With the exception of the university professor, almost all these women made their living in the sex trade in New York City. It was a brutal industry, but one that gave them sufficient income to feed, clothe and house themselves. Many of the women engaged in the sex trade for a limited period so that they could raise a lot of money in a relatively short period of time for their transsexual surgeries, which cost upwards of $30,000 or more. Some of them remained in the sex trade because it was the only work they could get as trans women that paid anything decent. For many, the employment discrimination was so extreme, no one else would hire them. It was the only work they could get. This work was dangerous and life-threatening. Hundreds of trans women are beaten and killed every year because of their work in the sex trade. Yet, for many, it is their only means of survival.

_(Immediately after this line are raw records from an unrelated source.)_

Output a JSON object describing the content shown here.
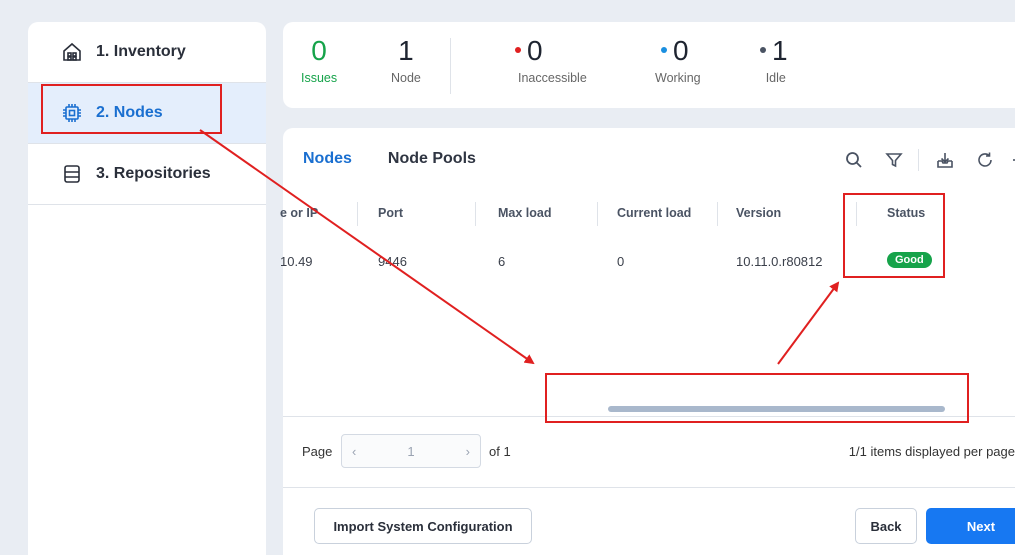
{
  "sidebar": {
    "items": [
      {
        "label": "1. Inventory",
        "icon": "inventory-icon"
      },
      {
        "label": "2. Nodes",
        "icon": "chip-icon",
        "active": true
      },
      {
        "label": "3. Repositories",
        "icon": "repository-icon"
      }
    ]
  },
  "stats": {
    "issues": {
      "value": "0",
      "label": "Issues",
      "color": "#16a34a"
    },
    "node": {
      "value": "1",
      "label": "Node"
    },
    "inaccessible": {
      "value": "0",
      "label": "Inaccessible",
      "dot_color": "#e02020"
    },
    "working": {
      "value": "0",
      "label": "Working",
      "dot_color": "#1a8fe0"
    },
    "idle": {
      "value": "1",
      "label": "Idle",
      "dot_color": "#4a5363"
    }
  },
  "tabs": [
    {
      "label": "Nodes",
      "active": true
    },
    {
      "label": "Node Pools"
    }
  ],
  "toolbar": {
    "icons": [
      "search-icon",
      "filter-icon",
      "export-icon",
      "refresh-icon"
    ]
  },
  "table": {
    "headers": {
      "host": "e or IP",
      "port": "Port",
      "max_load": "Max load",
      "current_load": "Current load",
      "version": "Version",
      "status": "Status"
    },
    "row": {
      "host": "10.49",
      "port": "9446",
      "max_load": "6",
      "current_load": "0",
      "version": "10.11.0.r80812",
      "status": "Good"
    }
  },
  "pager": {
    "page_label": "Page",
    "current_page": "1",
    "of_label": "of 1",
    "info": "1/1 items displayed per page"
  },
  "buttons": {
    "import": "Import System Configuration",
    "back": "Back",
    "next": "Next"
  },
  "colors": {
    "accent": "#1778f2",
    "annotation": "#e02020",
    "status_good": "#16a34a"
  }
}
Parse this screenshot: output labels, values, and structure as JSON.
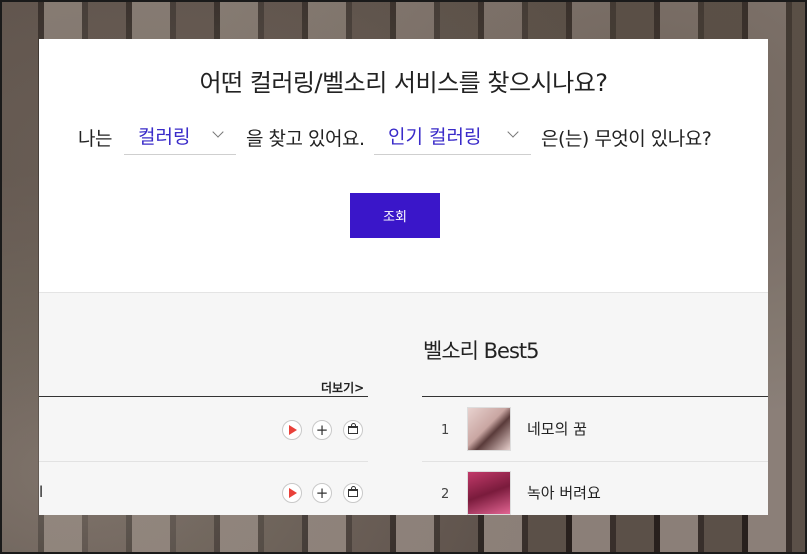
{
  "finder": {
    "title": "어떤 컬러링/벨소리 서비스를 찾으시나요?",
    "prefix": "나는",
    "select1_value": "컬러링",
    "middle": "을 찾고 있어요.",
    "select2_value": "인기 컬러링",
    "suffix": "은(는) 무엇이 있나요?",
    "search_label": "조회"
  },
  "left_list": {
    "more_label": "더보기>",
    "partial_text": "l"
  },
  "best5": {
    "title": "벨소리 Best5",
    "items": [
      {
        "rank": "1",
        "title": "네모의 꿈"
      },
      {
        "rank": "2",
        "title": "녹아 버려요"
      }
    ]
  }
}
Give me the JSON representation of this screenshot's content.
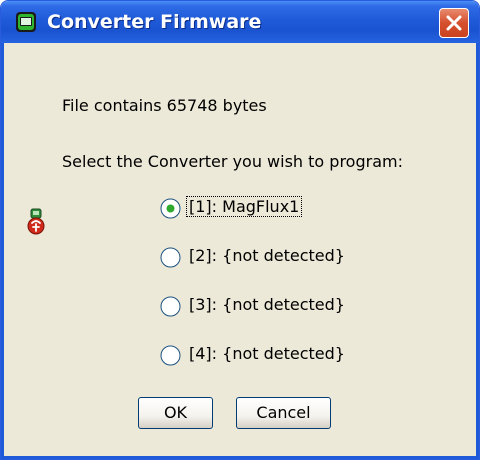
{
  "window": {
    "title": "Converter Firmware",
    "title_icon": "converter-app-icon",
    "close_icon": "close-x-icon"
  },
  "dialog": {
    "file_info": "File contains 65748 bytes",
    "prompt": "Select the Converter you wish to program:",
    "side_icon": "converter-device-icon",
    "options": [
      {
        "label": "[1]: MagFlux1",
        "selected": true
      },
      {
        "label": "[2]: {not detected}",
        "selected": false
      },
      {
        "label": "[3]: {not detected}",
        "selected": false
      },
      {
        "label": "[4]: {not detected}",
        "selected": false
      }
    ]
  },
  "buttons": {
    "ok": "OK",
    "cancel": "Cancel"
  },
  "colors": {
    "titlebar": "#1f5ad8",
    "dialog_background": "#ece9d8",
    "close_button": "#d6502e",
    "radio_selected": "#2faa2f"
  }
}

So when I hear that the Canadian government is making it illegal for people to work in the sex trade, forcing them to work underground, in secret, and greatly increasing the threat of abuse, injury and death, I take it personally. These are my friends, these are my people, and the government is enacting laws that threaten their lives. I won’t stand by and let it happen without a fight. I will stand up for my friends and loved ones. Trans people face enough abuse and discrimination on a daily basis. They don’t need the added burden of making their only means of self-employment a criminal act, subjecting them to arrest, incarceration and abuse by the police and penal system.
We’ve heard from MP Megan Leslie that B-C36 criminalizes sex work with a mandatory minimum sentence of five years. There is no judicial discretion to consider the offender’s circumstances. The bill does nothing to change the conditions that caused people to enter the sex trade in the first place. In fact, it only makes the situation worse because once you are branded a criminal, the only work you can do is criminal work.

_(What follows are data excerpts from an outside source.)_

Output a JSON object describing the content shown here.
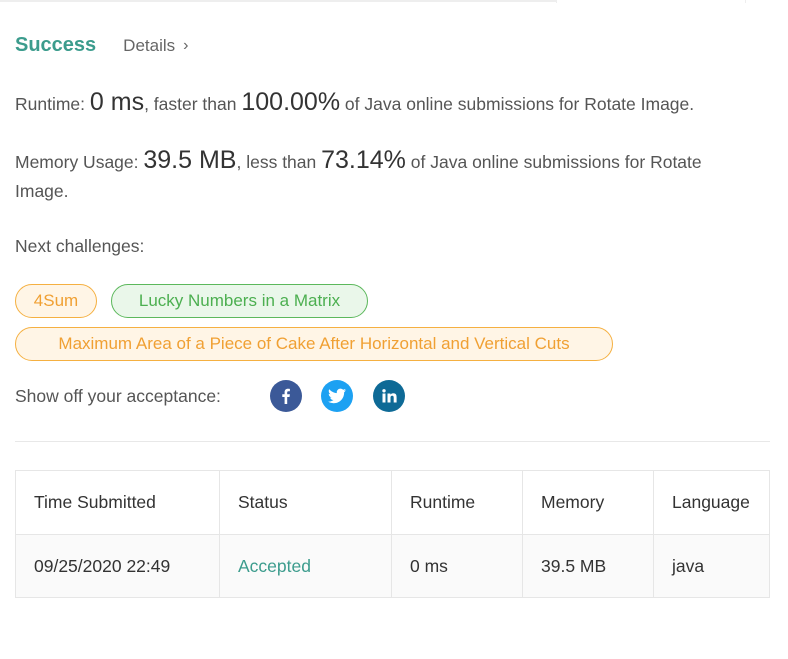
{
  "header": {
    "status": "Success",
    "details_label": "Details",
    "details_chevron": "›"
  },
  "runtime": {
    "label": "Runtime: ",
    "value": "0 ms",
    "text1": ", faster than ",
    "percent": "100.00%",
    "text2": " of Java online submissions for Rotate Image."
  },
  "memory": {
    "label": "Memory Usage: ",
    "value": "39.5 MB",
    "text1": ", less than ",
    "percent": "73.14%",
    "text2": " of Java online submissions for Rotate",
    "text3": "Image."
  },
  "next_challenges": {
    "label": "Next challenges:",
    "items": [
      {
        "title": "4Sum",
        "difficulty_color": "#f0a033"
      },
      {
        "title": "Lucky Numbers in a Matrix",
        "difficulty_color": "#4caf50"
      },
      {
        "title": "Maximum Area of a Piece of Cake After Horizontal and Vertical Cuts",
        "difficulty_color": "#f0a033"
      }
    ]
  },
  "share": {
    "label": "Show off your acceptance:",
    "icons": [
      "facebook-icon",
      "twitter-icon",
      "linkedin-icon"
    ]
  },
  "table": {
    "headers": [
      "Time Submitted",
      "Status",
      "Runtime",
      "Memory",
      "Language"
    ],
    "rows": [
      {
        "time": "09/25/2020 22:49",
        "status": "Accepted",
        "runtime": "0 ms",
        "memory": "39.5 MB",
        "language": "java"
      }
    ]
  },
  "colors": {
    "success": "#3c9c8d",
    "medium": "#f0a033",
    "easy": "#4caf50",
    "facebook": "#3b5998",
    "twitter": "#1da1f2",
    "linkedin": "#0e6a96"
  }
}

Dr. Angela Davis, the prison abolitionist, said recently in an interview on Democracy Now that trans people, as a group, are subject to higher rates of arrest and imprisonment than any other group in the U.S. These statistics are comparable in Canada, second only to the arrest and incarceration of aboriginal people in Canada, who make up as much as 60% of people in the sex trade in some cities in Canada. We don’t need to make the lives of trans women and aboriginals that much more hellish by adding another reason to arrest them and put them in jail.

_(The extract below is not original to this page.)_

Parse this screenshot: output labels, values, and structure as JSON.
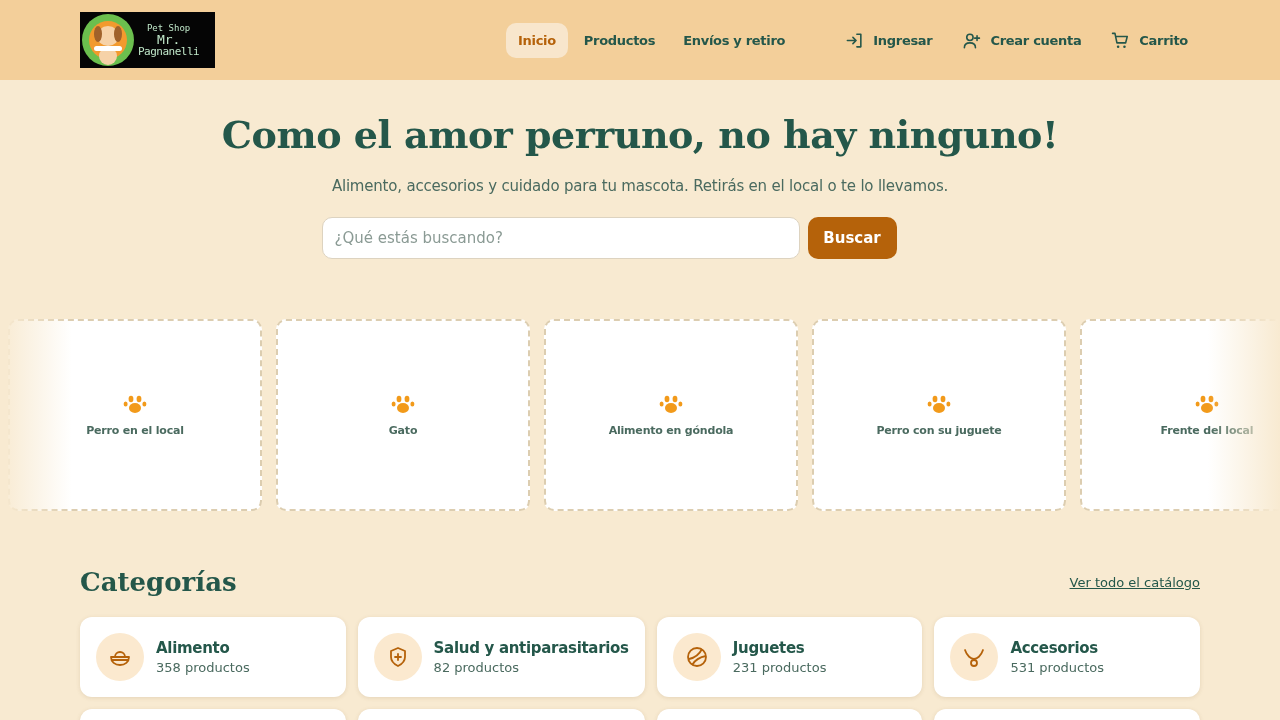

These are the people I love, and it is about love after all:
“The two feelings of love and compassion are intimately linked. Without love, compassion cannot arise, and compassion always involves having love. Without love one would not have compassion for others’ pain; instead you would probably have pity, if not total indifference. It is because of love that the suffering of other beings becomes so unbearable that a bodhisattva would endure any pain to help them.” —Karma Trinlay Rinpoche, “What We’ve Been All Along,” Tricycle Magazine.
That’s why, as a Buddhist, I am taking action to oppose Bill C-36 on the National Day of Action for Sex Workers on Saturday, June 14, 2014.